Friday, September 15, 2017

Against the Night: What Happens in Holmesburg Prison

You’d think a perfectly good prison would be the last thing the city of Philadelphia would leave sitting around unused. It is not like they don’t have a need for it, but Holmesburg Prison’s checkered past (riots, biological testing) just made its continued operation problematically controversial. It is still there. Given what went down, it sounds like the perfect place for an aspiring reality TV creep to film a spec ghost-hunting encounter, but it is the absolutely last place drunk college students should be horsing around. Strange, unexplained things will go on behind Holmesburg’s bars in Brian Cavallaro’s Against the Night (trailer here), which opens today in Los Angeles.

Obviously, the night turned out badly, because the movie starts with the sole survivor telling her story to Philly’s least intuitive flatfoot. (I don’t remember which one she was, but does it really matter?) In any event, the gratingly obnoxious Sean convinces his pals to let him film them stumbling around Holmesburg looking for ghosts. Of course, the jerkweed pre-planned a lot of mean tricks to play with their heads. It also leaves them in a heightened disadvantage when whatever haunts those halls starts picking them off one by one.

At first, the unknown agency is supernatural. Than its human, but Cavallaro inevitably starts dropping hints it is uncanny after all. This time around, the is-it-or-isn’t-it tango just tries our patience. However, what Against has going for it, it has in spades: a massively sinister real-life location and some hugely creepy set dressing. Holmesburg might just be the creepiest movie setting ever, perhaps even more than Grave Encounters’ Collingwood Psychiatric Hospital (a.k.a. Riverview Hospital in BC). However, the Vicious Brothers displayed a far greater command of horror movie mechanics and a masterful control of the eerie vibe. Instead of being scared by Against, we just scope out spooky trappings while we wait for it to catch up with the wrap-around segments.

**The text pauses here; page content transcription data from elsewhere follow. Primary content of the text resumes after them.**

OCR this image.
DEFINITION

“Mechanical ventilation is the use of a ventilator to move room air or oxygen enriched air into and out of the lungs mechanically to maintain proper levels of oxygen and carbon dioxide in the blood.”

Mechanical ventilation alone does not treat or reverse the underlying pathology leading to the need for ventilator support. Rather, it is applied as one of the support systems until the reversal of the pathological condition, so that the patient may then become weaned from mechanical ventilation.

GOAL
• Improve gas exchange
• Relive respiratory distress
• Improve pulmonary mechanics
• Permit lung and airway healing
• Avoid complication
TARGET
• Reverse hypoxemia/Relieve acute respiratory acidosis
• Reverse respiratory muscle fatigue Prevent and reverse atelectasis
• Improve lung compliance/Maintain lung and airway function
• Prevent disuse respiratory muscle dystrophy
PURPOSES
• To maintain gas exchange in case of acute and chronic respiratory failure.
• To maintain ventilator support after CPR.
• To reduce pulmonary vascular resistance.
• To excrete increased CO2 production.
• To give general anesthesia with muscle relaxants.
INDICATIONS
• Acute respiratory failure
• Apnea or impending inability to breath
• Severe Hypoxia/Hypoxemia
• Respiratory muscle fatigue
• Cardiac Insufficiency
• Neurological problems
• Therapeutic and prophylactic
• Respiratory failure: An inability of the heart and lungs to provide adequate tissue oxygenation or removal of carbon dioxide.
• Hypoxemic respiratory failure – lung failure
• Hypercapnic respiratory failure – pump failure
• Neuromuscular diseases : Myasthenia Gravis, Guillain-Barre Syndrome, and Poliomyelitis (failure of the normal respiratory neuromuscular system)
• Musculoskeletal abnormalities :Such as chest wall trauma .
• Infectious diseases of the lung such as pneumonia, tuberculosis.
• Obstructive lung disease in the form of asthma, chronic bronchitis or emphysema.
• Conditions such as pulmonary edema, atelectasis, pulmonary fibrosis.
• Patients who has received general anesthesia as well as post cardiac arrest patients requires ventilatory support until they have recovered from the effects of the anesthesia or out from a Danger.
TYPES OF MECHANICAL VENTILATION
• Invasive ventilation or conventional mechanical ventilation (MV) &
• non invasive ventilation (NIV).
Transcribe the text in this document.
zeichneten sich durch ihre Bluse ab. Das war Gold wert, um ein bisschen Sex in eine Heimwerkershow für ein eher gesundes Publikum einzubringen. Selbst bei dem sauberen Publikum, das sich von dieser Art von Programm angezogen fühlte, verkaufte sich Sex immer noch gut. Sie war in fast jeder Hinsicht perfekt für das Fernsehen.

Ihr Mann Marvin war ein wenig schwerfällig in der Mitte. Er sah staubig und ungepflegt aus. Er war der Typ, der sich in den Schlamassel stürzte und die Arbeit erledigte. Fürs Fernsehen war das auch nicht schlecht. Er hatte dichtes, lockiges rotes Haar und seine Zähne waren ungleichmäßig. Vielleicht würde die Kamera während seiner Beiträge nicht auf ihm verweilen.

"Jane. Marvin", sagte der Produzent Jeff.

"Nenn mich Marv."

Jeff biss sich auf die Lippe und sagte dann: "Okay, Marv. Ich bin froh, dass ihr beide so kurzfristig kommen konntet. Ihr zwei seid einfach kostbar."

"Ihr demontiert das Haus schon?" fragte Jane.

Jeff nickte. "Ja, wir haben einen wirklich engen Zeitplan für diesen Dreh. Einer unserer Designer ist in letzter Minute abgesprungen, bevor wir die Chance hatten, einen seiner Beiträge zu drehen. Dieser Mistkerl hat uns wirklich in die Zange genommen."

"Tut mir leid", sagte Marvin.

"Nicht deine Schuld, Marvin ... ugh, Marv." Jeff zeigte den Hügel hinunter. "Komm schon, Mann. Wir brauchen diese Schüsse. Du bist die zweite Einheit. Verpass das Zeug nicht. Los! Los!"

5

Tim Torre’s Sean is hugely annoying, but at least we can remember him. Everybody else blurs together, except for Frank Whaley playing the interviewing cop in a cameo he probably already forgot. Holmesburg is such a cool spot for a horror movie freak-out, it is a shame the execution of Against is so workaday and ho-hum. Genre diehards will appreciate the guided tour, but there are plenty of superior haunted/infested asylum movies out there. For Holmesburg “fans,” Against the Night opens today (9/15) in LA, at the Arena Cinema.